The Lafayette College Papyrus has been identified as an example of the “First Book of Breathings,” a funerary ritual dating from the Graeco-Roman period in Egypt. The Book of Breathings was used in burials and served to identify the deceased in the afterlife, while also ensuring the deceased’s continued life after death. Placed in the hands of the deceased before burial, the text described the significance of breath and helped plead the case that the deceased has led a good life, thus assisting him with journey into the next world.

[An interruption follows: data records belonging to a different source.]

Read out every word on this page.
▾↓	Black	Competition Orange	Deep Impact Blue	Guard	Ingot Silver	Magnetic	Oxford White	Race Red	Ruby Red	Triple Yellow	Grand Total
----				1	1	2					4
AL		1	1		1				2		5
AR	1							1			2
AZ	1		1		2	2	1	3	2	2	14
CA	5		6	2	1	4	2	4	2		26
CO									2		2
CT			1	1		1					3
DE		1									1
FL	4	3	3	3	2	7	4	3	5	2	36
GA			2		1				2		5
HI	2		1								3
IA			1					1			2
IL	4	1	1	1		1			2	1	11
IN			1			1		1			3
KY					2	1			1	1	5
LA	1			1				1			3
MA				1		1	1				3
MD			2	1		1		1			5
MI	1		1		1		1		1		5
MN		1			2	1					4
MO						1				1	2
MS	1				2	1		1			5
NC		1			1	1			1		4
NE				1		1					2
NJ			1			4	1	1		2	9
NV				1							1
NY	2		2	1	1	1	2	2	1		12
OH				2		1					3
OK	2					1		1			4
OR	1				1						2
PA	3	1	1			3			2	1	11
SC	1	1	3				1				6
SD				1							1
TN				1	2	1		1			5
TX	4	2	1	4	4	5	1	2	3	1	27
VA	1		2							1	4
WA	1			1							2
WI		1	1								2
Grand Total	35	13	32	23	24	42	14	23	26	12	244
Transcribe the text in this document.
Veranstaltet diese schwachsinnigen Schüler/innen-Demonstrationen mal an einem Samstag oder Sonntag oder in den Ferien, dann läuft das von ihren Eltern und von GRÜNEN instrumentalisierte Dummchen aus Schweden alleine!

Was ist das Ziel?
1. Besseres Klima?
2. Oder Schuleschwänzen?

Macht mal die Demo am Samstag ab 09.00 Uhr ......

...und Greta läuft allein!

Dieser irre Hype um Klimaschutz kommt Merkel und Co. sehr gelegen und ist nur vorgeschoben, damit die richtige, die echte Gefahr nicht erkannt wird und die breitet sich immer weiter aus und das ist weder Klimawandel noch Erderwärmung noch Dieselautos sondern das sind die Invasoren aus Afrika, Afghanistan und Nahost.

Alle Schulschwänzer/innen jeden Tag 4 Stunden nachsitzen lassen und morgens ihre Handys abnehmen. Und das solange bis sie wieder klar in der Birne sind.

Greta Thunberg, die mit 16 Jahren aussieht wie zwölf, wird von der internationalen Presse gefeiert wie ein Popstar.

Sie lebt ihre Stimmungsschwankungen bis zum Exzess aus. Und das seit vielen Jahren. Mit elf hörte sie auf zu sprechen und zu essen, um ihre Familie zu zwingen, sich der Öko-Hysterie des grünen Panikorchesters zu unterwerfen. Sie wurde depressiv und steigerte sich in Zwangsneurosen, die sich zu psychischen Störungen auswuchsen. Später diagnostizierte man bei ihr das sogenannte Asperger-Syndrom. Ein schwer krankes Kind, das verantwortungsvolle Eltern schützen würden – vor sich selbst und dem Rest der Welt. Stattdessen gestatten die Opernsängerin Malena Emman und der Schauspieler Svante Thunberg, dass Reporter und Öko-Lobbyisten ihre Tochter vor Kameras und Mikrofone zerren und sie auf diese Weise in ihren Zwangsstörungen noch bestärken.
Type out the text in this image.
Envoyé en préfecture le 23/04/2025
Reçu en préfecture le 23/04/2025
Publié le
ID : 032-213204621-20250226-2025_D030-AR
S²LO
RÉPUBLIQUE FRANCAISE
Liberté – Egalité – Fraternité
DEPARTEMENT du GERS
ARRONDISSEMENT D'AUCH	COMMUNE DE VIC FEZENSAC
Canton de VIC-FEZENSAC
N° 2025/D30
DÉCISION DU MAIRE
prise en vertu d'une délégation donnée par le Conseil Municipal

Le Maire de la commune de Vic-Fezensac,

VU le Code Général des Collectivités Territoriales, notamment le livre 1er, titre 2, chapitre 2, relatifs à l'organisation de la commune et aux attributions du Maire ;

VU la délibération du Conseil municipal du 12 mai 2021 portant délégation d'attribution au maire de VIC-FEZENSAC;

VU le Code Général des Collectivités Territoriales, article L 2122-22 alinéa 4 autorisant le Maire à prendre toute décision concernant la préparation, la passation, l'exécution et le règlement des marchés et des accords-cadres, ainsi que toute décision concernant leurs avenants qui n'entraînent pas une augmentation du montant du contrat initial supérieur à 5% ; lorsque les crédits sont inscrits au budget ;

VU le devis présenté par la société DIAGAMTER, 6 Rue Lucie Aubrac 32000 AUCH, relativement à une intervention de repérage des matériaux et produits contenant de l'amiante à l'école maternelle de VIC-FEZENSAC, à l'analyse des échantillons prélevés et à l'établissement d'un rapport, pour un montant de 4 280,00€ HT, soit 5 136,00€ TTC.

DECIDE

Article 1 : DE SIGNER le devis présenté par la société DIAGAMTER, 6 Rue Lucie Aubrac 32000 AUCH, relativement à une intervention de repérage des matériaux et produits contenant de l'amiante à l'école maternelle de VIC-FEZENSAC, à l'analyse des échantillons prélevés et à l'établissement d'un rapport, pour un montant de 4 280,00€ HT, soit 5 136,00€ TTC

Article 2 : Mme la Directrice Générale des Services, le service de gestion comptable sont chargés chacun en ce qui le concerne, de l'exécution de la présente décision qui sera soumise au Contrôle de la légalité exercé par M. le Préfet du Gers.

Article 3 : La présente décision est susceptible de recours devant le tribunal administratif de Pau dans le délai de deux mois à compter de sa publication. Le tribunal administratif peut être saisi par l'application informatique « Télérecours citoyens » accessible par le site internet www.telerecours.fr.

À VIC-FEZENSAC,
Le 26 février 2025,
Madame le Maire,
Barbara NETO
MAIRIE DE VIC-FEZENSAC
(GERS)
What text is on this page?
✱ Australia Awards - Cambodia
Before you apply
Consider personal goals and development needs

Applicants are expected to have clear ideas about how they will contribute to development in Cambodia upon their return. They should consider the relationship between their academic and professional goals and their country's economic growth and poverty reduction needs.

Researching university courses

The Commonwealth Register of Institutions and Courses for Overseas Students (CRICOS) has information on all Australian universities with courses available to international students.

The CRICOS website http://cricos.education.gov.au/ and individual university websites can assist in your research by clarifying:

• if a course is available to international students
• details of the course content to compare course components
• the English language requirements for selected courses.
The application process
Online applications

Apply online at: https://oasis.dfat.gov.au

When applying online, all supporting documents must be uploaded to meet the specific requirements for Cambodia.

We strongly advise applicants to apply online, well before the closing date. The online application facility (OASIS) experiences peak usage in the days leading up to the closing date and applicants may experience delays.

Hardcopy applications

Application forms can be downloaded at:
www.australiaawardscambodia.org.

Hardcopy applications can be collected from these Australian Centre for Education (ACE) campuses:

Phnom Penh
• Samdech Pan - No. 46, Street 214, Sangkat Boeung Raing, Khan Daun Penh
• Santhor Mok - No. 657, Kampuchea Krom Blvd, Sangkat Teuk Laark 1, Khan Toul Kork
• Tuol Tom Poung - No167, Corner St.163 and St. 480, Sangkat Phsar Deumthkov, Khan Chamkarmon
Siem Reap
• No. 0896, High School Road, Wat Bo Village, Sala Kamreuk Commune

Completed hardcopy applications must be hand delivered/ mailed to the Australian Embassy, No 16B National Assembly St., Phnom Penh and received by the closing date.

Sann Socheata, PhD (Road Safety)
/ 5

The late professor Jan Quaegebeur of the Katholieke Universiteit Leuven in Belgium has linked the Lafayette Papyrus to another papyrus at the Ägyptisches Museum und Papyrussammlung in the Neues Museum in Berlin. According to Professor Quaegebeur: “The style of the vignettes and the handwriting of the hieratic text show that this papyrus was written by the same scribe who wrote the papyrus Berlin 3135, also a ‘First Book of Breathings.’ From the genealogical information provided by papyrus Berlin 3135 and the Lafayette papyrus, I conclude that the owners of the papyri were closely related. Probably the owner of the Lafayette papyrus is the father of the person to whom papyrus Berlin 3135 belongs. All this information makes it possible to date the Lafayette papyrus in the 1st cent. BC -1st cent. AD.”
Acquired in Thebes in 1858, the Lafayette Papyrus was donated to the college by an alumnus in the 1870s. It now resides in the Kirby Art Study Center at the Williams Center for the Arts.